Property

Thursday news in brief

Life is busy and it’s easy to miss some of the stories that hit the news. So here’s a brief rundown of some of the stories that might have slipped by you this week…

Thursday, July 06th 2017

Controversy over Auckland SHAs

Stalled progress on increasing Auckland’s supply of affordable housing has left both Auckland Council and Building and Construction Minister Nick Smith under fire this week.

Under the Auckland Housing Accord, the Council and the government have established more than 150 Special Housing Areas (SHAs), which are intended to fast-track building tens of thousands of new homes – 10% of which are meant to be priced affordably.

But it has now emerged that neither the Council or Smith are able to say how many affordable homes have been built in the SHAs to date. Further, 86 of the SHAs no longer exist as they have been superseded by the Auckland Unitary Plan.

This has left critics and political opponents accusing Smith of not taking the housing crisis seriously and putting lives at risk, but Prime Minister Bill English said Smith was doing a good job of increasing housing supply in Auckland.

Read more: Consents trend recovering 

Resale loss more likely for investors

The number of properties resold at a gross loss dropped to just 3.7% in the March quarter from 4.2% in the previous quarter, CoreLogic’s latest Pain and Gain report reveals.

CoreLogic head of research Nick Goodall said strong, long term growth in national values is behind the reduction in properties reselling at a loss.

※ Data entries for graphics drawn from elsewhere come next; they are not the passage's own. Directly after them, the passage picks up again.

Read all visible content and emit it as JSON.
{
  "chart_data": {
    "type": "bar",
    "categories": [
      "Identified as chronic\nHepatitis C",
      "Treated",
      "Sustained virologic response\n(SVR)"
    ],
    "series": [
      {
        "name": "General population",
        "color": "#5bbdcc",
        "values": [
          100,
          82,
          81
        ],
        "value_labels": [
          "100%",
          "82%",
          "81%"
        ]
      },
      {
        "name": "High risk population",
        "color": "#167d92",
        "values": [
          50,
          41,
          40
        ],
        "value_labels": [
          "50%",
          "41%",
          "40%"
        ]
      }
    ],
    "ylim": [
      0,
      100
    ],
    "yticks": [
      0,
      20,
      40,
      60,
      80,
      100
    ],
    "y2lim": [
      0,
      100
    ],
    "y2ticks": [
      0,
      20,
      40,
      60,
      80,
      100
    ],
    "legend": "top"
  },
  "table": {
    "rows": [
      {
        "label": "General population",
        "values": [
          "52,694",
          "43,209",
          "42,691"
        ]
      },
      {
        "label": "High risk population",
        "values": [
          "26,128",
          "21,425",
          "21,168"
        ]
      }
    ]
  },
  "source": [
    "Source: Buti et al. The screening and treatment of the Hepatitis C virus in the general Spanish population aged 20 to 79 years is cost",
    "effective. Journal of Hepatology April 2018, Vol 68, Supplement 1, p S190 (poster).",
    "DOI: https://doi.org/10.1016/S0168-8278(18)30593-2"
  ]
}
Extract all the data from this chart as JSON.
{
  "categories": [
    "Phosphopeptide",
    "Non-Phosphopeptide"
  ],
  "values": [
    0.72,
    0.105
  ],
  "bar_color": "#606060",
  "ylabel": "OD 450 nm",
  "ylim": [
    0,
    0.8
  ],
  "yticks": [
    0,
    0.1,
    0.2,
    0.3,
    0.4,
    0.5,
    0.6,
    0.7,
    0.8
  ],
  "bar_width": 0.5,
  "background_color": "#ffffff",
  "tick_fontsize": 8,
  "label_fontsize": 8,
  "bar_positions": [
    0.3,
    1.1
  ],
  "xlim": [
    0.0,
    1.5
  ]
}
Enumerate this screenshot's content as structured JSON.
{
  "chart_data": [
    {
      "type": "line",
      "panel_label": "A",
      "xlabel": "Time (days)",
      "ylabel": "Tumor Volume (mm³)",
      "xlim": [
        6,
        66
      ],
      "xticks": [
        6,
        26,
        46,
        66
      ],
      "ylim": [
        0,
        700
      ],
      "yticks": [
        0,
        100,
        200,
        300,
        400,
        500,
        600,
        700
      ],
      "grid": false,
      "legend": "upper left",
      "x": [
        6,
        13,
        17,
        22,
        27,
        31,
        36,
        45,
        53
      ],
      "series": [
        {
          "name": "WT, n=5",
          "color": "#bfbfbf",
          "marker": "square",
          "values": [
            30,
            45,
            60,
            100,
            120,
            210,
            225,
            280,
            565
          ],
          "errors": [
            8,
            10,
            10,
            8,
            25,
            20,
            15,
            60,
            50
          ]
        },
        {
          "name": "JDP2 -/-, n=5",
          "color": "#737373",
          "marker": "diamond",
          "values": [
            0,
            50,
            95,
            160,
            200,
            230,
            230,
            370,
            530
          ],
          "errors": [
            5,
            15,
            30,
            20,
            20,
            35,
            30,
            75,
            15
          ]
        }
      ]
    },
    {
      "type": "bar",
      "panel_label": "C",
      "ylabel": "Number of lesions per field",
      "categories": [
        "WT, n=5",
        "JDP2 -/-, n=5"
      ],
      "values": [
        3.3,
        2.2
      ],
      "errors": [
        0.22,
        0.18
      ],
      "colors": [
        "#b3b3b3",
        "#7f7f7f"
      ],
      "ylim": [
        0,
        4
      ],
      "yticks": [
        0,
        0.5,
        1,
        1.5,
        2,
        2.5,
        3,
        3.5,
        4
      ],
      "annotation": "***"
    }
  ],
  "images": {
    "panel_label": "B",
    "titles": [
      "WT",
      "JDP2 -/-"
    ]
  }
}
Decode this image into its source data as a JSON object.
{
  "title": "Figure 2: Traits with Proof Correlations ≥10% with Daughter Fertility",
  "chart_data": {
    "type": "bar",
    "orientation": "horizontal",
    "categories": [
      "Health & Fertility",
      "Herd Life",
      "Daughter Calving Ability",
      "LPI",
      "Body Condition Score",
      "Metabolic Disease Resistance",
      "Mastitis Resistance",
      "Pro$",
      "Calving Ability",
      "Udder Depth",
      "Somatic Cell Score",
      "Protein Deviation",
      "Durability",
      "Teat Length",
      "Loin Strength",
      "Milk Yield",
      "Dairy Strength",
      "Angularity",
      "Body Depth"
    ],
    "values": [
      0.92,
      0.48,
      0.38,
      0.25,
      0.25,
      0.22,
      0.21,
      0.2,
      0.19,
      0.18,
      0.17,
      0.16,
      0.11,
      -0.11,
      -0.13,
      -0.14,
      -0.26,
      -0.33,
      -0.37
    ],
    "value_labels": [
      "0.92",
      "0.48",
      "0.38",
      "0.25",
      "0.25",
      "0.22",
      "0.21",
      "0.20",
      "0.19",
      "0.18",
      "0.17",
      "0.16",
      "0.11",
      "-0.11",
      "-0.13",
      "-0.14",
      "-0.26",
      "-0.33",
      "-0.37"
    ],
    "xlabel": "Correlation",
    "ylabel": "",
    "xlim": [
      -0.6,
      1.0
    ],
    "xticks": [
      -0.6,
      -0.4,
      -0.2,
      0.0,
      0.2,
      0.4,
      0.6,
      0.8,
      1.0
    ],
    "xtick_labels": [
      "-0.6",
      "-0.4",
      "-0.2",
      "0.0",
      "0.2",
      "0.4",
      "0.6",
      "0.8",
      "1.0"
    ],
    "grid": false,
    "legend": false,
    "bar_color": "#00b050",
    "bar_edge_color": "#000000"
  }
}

But some regions, along with property investors, are more likely to face a loss with resales.

“Our analysis indicates investors occupy a riskier position in the market compared to owner occupiers, mainly due to the types of properties they buy and the parts of New Zealand they’re active in.”

The report also found stand-alone houses were more likely to deliver profits than apartments in the March quarter, with just 3.4% of houses reselling at a loss compared to 7.4% of apartment resales.

Read more: Seven top tips to get a property sale ready 

NZ First plans to insulate 530,000 homes

More warm, dry homes are needed in New Zealand and, as one of its first major policy promises, NZ First leader Winston Peters has announced that his party will make this possible.

He said that the government was planning to axe the Warm Up NZ insulation programme next year, but 530,000 New Zealand homes still have no or inadequate insulation and that is putting the health of many children and older people at risk.

NZ First’s Insulate NZ programme, which will be a Public Private Partnership, will target those homes. “We will aim to insulate 53,000 homes each year at $1000 for each house which works out at $53 million a year over 10 years.”

Insulation has again been a hot topic of late and this week the Green Party announced that one of its policy’s is to increase funding for the Warm Up NZ insulation programme.

Read more: Insulation wake-up call 

Sunshine tied to property value

The number of hours of sunshine that a house gets a day has a direct impact on its price, according to new, world-first research from the Motu Economic and Public Policy Research Trust.

The Valuing Sunshine study found that each additional hour of direct sunlight exposure for a house per day, on average across the year, adds 2.4% to a dwelling’s market value.

Motu senior fellow and study co-author Arthur Grimes said the research was designed to put a value on sunlight. “This is so that the change can be priced, potentially enabling compensation for affected owners and better valuation of development sites.”

However, concerns have been raised that the research could be used by people opposed to intensification in cities, particularly Auckland, which need greater intensification to boost their housing supply.